UWTSD's School of Applied Computing and EESW host IT taster event for girls


UWTSD’s School of Applied Computing in partnership with EESW (Engineering Education Scheme Wales) have organised a number of taster days for Girls in Computing and Information Technology. Schools taking part at the University’s Mount Pleasant Campus have included Dylan Thomas and Bishop Gore Comprehensives in Swansea, Llandovery College and Islwyn High School in Blackwood, Gwent.

The Sessions included – workshops on Robot Wars where pupils used Lego Mind Storm for programming robots to move in a circle, square and using colour sensors to perform an action when detecting a colour; PC Building – Removing every component from a PC and then putting it back together; Maze Runner – Unlocking the mystery of the maze, creating the MAZE game using Scratch and then playing the game and Virtual Reality Experience – an opportunity to see Oculus Rift, a roller coaster virtual reality experience using the OR.

Women have played a key role in the development of computing, as far back as the early 19th Century. Yet, the latest figures show that only 9% take computing at A-Level, 15% of girls are studying a computing subject at degree level and 23% go onto employment in the field of computing.

Professor Ian Wells, UWTSD’s Head of School of Applied Computing said: “The Computing and IT sectors are one of the most exciting fields to be involved in today. There are highly creative roles, roles that involve caring for people, deeply technical roles and roles that are critical to our society. There is a shortage of IT and Computing graduates internationally with  a need for 1.2 million new workers by 2022  in the UK alone, and girls and women can make the big difference. UWTSD is committed to showing girls and women how exciting IT and Computing can be as a career so come and visit us and discover your future”

UWTSD Student Ambassador Brendan Lewis said: “There is no reason why girls shouldn’t study computing. We are not living in the 1930s. Everyone has the same technology around them and use social media. My sister uses it more than me taking a gazillion selfies a day.”

Fellow Student Ambassador Cerys Nickels added : “It has been great to introduce girls into not just the IT, Office applications and programming but the wider range of computing opportunities available.”

Jessica McBeth, a pupil at  Islwyn High School said: “I enjoyed the virtual reality, it felt like I was actually on a ride.
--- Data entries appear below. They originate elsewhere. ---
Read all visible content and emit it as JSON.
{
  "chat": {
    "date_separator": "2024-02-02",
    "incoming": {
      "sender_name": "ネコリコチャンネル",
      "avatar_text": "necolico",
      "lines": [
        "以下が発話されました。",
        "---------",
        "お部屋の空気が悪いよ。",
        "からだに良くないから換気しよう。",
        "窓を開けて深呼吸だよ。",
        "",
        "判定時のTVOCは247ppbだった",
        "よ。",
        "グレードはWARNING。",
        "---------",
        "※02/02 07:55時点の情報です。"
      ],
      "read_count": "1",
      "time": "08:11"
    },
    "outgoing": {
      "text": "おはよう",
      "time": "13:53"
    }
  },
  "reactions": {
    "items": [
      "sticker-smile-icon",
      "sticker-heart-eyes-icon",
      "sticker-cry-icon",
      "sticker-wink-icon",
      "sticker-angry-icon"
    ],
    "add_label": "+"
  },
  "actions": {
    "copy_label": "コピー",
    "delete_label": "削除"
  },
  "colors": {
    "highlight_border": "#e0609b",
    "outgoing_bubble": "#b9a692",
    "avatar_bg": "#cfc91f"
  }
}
I think they film it from different angles and then put them together – I would like to find out more.  We have also taken a computer apart and rebuilt it – and it worked! I would never have done that otherwise. It has built my confidence on how a computer works and I would pick IT as one of my choices.”
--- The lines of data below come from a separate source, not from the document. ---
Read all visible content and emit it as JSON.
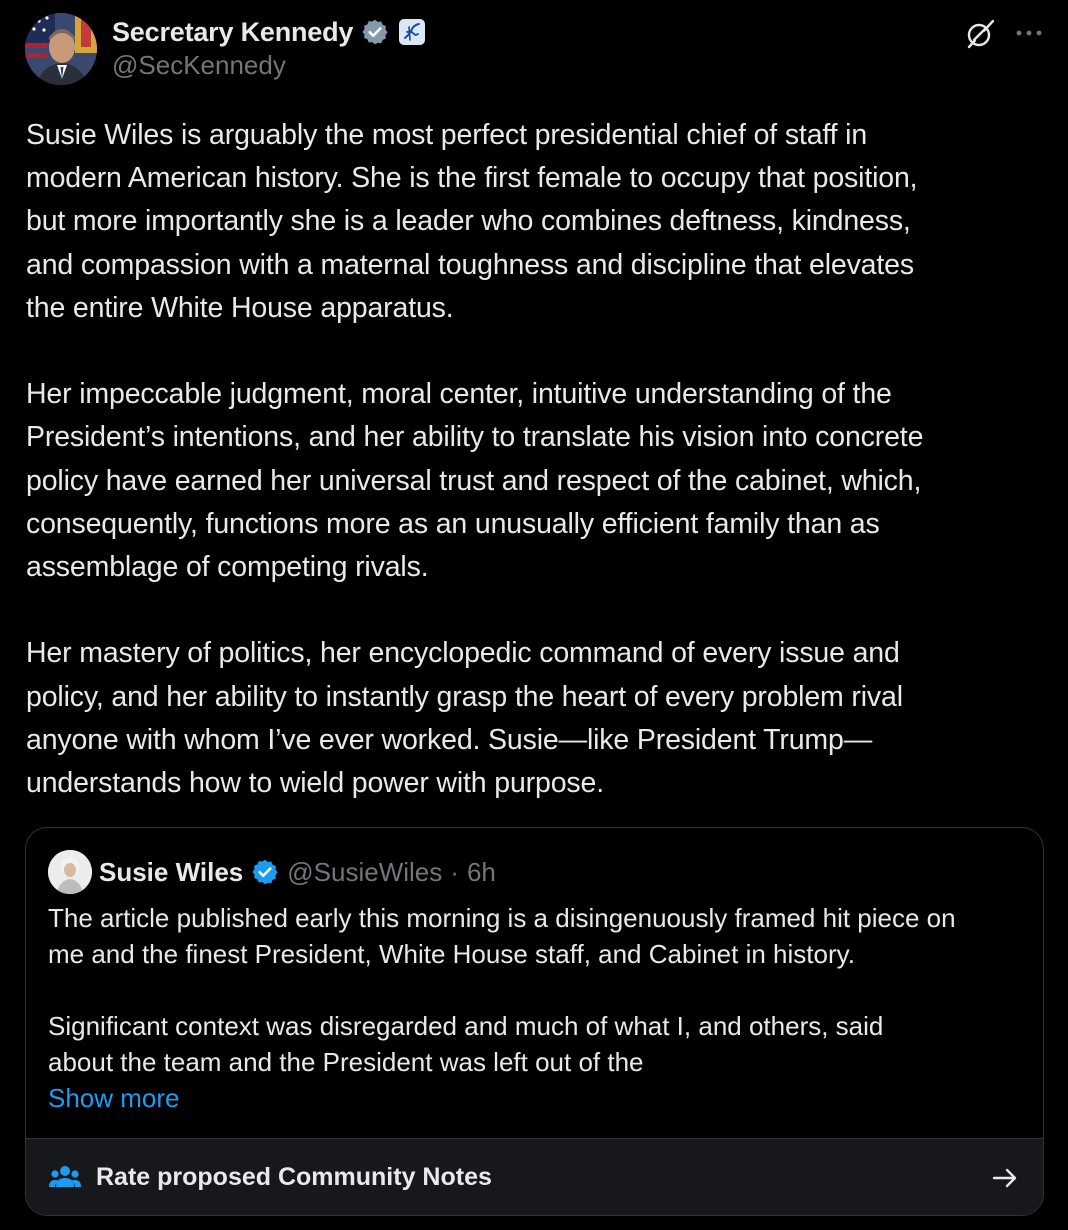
{
  "author": {
    "display_name": "Secretary Kennedy",
    "handle": "@SecKennedy",
    "verified_badge": "verified-badge-icon",
    "affiliation_badge": "hhs-affiliation-icon"
  },
  "tweet": {
    "paragraphs": [
      "Susie Wiles is arguably the most perfect presidential chief of staff in\nmodern American history. She is the first female to occupy that position,\nbut more importantly she is a leader who combines deftness, kindness,\nand compassion with a maternal toughness and discipline that elevates\nthe entire White House apparatus.",
      "Her impeccable judgment, moral center, intuitive understanding of the\nPresident’s intentions, and her ability to translate his vision into concrete\npolicy have earned her universal trust and respect of the cabinet, which,\nconsequently, functions more as an unusually efficient family than as\nassemblage of competing rivals.",
      "Her mastery of politics, her encyclopedic command of every issue and\npolicy, and her ability to instantly grasp the heart of every problem rival\nanyone with whom I’ve ever worked. Susie—like President Trump—\nunderstands how to wield power with purpose."
    ]
  },
  "quote": {
    "display_name": "Susie Wiles",
    "handle": "@SusieWiles",
    "separator": "·",
    "time": "6h",
    "paragraphs": [
      "The article published early this morning is a disingenuously framed hit piece on\nme and the finest President, White House staff, and Cabinet in history.",
      "Significant context was disregarded and much of what I, and others, said\nabout the team and the President was left out of the"
    ],
    "show_more_label": "Show more"
  },
  "community_notes": {
    "label": "Rate proposed Community Notes"
  },
  "colors": {
    "background": "#000000",
    "text_primary": "#e7e9ea",
    "text_secondary": "#71767b",
    "accent_blue": "#1d9bf0",
    "border": "#2f3336"
  }
}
Lucinda McDermott, also of Islwyn High School said: “I would like to compose music using computer software – it is quicker to write music and play it back. Software enable faultless music to be created. I would like to do something with music, robotics and computing – maybe creating better software for music.”  
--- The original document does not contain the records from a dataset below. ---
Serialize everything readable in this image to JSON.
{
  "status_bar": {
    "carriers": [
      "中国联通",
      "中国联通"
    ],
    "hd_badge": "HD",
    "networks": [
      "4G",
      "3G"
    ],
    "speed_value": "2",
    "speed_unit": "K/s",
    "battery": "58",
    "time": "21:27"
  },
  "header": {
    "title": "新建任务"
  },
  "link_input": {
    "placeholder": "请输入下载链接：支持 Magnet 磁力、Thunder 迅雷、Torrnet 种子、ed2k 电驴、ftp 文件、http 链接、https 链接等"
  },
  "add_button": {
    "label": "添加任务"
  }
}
Ruby Jones, also of Islwyn High School said: “I use IT for Facebook, Instagram and homework. I didn’t pick IT for my choices but today has shown me the wide range of stuff I could do. I will consider IT after today. Software is the future and if young people can understand it then there will be lots of careers in the future. I want to do Product Design – computing is really important for future products because it will basically be in all new products. I would need to understand computing to make future designs work.”

Their Teacher Ms Knight said the event had proved a success. “Some were unsure about their choices and what to do – this experience has made them consider IT. It has been a hands-on and engaging experience that they wouldn’t get in a classroom environment,” she added.

Mr Clarke – Head of Year 9 at Islwyn High School said: “It has been very practical and given them ideas about career pathways, The Oculus Rift was good and the reaction of the pupils was brilliant – it is very believable and from my point of view I wanted to know how it worked. They also did a lot of communication and problem solving. Our Schools are merging and we have groups from both schools who have not met each other yet so #GirsintoIT has enabled them to get to know each other.”

Bishop Gore pupil Rayhana Begum said: “Taking the computer apart was the best part of the day – we got to see what is inside and how they work - we would normally just use the technology.”

Llandovery College pupil Mina Cook saud: “Rebuilding the computer was good because you got to see how it works. Building robots is a normal activity in schools today but rebuilding the PC was out of the ordinary and really interesting. Everyone expects it to be a lot more complicated than it is. I would definitely show more kids this.”